If you take a look at this picture, you’ll find a few cross pieces and a flag that is hooked on to the vertical pipe that runs down into the hole. This is a tip up. Underneath the water where you cannot see is the reel, hook, and bait. Once the fish bites whatever bait you have and begins to pull that will pull down the centerpiece of the frame which will trigger the flag. Once the flag is vertical, you know you have a fish on. 

The difference when fishing a tip-up is you do not reel the fish in; you need to pull the line by hand and wrestle the fish old school style. This method is especially effective if you have multiple holes drilled with multiple tip-ups.

How to Build a DIY Tip-Up

There are so many ways to build one but here is what I think is the simplest method that requires the least amount of effort. This may not be ideal if you plan to bag the big fish, but it should work fine for most panfish, walleye, pickerel, etc.

Things You Need


  • A couple of pieces of 1-2” wooden dowels or PVC pipe (thickness depends on how large of fish you plan on catching)
  • Two bolts with wingnuts
  • A cheap plastic reel (does not need to be anything fancy)
  • Extra strong zip ties (these will hold your reel to the tip up, so you do not want the fish to get away with it)
  • L screws
  • Small allen key (mine is 4mm but it depends on the size of your door stopper)
  • Fishing line
  • Spring door stop (see picture below)
  • Epoxy or Superglue
  • Something to make a flag

Let’s get started!

Step 1: Build the Base

The first thing you want to do is build your frame by cutting your dowels to the proper length.You should ultimately have three pieces in total with one serving as your vertical piece that sticks down into the water. Make sure you cut that piece longer than the other two. 

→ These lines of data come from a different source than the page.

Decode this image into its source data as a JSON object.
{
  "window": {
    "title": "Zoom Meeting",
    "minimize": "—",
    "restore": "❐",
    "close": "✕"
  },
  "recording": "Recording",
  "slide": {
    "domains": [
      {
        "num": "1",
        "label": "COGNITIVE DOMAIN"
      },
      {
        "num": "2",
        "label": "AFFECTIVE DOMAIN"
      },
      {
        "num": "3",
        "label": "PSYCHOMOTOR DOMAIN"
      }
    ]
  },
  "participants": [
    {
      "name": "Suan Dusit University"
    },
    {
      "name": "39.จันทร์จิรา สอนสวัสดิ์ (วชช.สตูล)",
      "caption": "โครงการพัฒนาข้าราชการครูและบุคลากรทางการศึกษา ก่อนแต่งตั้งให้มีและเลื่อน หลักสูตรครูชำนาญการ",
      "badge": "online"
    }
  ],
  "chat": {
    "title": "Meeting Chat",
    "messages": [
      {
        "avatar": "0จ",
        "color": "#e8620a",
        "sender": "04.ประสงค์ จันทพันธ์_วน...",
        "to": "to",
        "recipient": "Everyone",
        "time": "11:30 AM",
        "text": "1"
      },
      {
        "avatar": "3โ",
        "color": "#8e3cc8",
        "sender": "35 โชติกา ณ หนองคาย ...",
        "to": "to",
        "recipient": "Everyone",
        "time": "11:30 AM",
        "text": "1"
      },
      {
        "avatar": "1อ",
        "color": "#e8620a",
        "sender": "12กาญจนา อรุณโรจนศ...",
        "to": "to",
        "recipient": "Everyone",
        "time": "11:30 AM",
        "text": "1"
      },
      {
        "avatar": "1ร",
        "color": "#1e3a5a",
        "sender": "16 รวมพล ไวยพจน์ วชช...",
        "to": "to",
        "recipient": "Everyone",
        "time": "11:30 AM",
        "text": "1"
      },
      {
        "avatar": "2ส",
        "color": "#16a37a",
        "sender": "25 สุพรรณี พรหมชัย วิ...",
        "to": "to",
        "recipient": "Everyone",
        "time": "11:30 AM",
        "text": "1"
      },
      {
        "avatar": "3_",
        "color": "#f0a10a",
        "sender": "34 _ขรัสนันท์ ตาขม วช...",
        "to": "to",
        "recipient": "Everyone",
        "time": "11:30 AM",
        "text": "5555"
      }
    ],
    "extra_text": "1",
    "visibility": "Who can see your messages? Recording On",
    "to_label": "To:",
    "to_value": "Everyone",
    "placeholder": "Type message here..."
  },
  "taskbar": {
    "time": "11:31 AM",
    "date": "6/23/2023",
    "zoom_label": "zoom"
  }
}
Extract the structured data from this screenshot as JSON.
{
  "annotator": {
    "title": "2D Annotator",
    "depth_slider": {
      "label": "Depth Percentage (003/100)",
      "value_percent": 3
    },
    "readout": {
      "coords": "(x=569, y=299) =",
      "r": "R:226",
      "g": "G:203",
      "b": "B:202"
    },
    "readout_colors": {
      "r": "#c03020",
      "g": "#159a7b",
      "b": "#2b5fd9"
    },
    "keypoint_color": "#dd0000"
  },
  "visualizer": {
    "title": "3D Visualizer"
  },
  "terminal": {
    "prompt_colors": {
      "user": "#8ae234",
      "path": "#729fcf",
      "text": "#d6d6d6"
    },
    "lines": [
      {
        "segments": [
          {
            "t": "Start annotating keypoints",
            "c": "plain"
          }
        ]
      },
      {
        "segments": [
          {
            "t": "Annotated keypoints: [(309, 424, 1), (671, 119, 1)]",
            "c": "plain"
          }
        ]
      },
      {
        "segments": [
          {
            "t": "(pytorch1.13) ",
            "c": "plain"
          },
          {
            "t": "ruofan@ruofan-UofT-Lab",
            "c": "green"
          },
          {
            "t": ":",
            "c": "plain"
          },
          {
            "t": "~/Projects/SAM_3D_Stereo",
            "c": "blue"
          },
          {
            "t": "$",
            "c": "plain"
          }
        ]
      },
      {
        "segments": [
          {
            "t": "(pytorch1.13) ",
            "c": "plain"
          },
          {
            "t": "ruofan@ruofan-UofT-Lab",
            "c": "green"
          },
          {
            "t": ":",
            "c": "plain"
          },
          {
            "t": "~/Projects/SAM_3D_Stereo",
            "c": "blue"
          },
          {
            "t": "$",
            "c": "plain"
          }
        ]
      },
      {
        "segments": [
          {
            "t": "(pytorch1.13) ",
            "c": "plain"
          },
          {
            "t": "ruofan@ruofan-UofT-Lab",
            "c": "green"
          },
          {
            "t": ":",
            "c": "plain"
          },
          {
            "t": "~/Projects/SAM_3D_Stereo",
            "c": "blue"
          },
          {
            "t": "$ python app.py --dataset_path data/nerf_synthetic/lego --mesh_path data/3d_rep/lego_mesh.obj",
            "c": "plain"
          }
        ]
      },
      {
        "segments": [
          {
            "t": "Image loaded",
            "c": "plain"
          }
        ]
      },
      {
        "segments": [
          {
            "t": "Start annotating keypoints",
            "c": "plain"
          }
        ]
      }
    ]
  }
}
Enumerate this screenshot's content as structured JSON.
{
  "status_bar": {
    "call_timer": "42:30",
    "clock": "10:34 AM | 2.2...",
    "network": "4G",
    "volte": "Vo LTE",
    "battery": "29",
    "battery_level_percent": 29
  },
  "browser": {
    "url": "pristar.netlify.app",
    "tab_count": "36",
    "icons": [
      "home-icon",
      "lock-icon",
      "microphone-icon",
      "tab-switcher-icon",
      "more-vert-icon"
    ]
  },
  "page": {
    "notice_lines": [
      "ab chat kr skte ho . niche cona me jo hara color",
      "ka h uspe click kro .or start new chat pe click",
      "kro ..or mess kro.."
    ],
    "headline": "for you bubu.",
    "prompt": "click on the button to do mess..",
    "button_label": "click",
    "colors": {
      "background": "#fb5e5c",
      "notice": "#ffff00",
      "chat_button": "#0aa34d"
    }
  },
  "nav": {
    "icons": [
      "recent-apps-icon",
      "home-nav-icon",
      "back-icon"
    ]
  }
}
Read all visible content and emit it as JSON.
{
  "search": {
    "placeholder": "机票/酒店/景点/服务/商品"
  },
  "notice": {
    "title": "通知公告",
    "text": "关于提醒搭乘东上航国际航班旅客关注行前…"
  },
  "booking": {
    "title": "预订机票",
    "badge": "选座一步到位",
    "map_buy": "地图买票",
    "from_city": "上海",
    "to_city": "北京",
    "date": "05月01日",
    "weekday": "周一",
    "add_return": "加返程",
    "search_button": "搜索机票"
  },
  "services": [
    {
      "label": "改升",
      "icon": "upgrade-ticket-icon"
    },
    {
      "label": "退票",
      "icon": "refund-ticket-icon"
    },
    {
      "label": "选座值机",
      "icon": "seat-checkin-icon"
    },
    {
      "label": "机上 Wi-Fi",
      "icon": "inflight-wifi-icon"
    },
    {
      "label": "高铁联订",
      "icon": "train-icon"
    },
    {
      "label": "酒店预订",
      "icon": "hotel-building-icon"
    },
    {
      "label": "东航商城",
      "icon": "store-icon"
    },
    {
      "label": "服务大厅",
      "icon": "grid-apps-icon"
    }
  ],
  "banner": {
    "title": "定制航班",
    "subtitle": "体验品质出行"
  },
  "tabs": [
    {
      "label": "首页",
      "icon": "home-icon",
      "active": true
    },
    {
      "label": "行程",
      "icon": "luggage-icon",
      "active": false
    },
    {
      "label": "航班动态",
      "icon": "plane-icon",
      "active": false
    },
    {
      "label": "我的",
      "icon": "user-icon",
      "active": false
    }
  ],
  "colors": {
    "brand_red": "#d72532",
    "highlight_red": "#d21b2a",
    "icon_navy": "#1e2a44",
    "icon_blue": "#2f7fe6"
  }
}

Next, you need to build the base which is going to sit on top of the ice and act as your support. Combine the two shorter pieces into an X and secure them by drilling straight through the wood and secure using the bolts and wingnuts.

Step 2: Attach the Reel

At the base of your longer vertical piece, you need to zip tie your reel. Be sure to use zip ties that are nice and thick. I used what I had so I doubled up.

This will serve as the base frame of your tip up, you could use just this and keep a close eye on it but without some trigger and flag, you would have to oversee it and continue to check it so we’ll go further in depth and tell you how to make it completely hands off.

Step 3: Build and Secure the Flag


To build our flag, we want to take the spring door stop and insert the allen key into the spring and use an epoxy or super glue to secure it. You can do the flag on top however you see fit. 

Next, you have to secure the flag to the top of the vertical dowel using epoxy. Make sure you do this in a way that still leaves the spring flexible so it can bend.

Depending on what kind of reel you use, you may need this step or you can bypass it completely. With my reel, I had to drill directly into the handle to insert my L screw. This acts as our trigger when a fish pulls on the line.

Lastly, take some of the fishing lines and tie a knot around the allen key and pull it down so it wraps around the screw on the reel. Pull it back up putting enough tension to pull the flag horizontally but not so hard that you leave no play in the line. Tie the line back around the allen key again and you should have a perfect trigger.

Once a fish takes the bait, and the reel starts spinning the line should slide off the L screw on the reel if you put the right amount of tension on it. This will result in the flag flipping up indicating that you have a fish on.


Fishing with a tip-up can be seen as the lazy anglers game, but if you are in it to bring something home to put on the table, this is the way to go. It’s simple once you put the contraption together and it works well.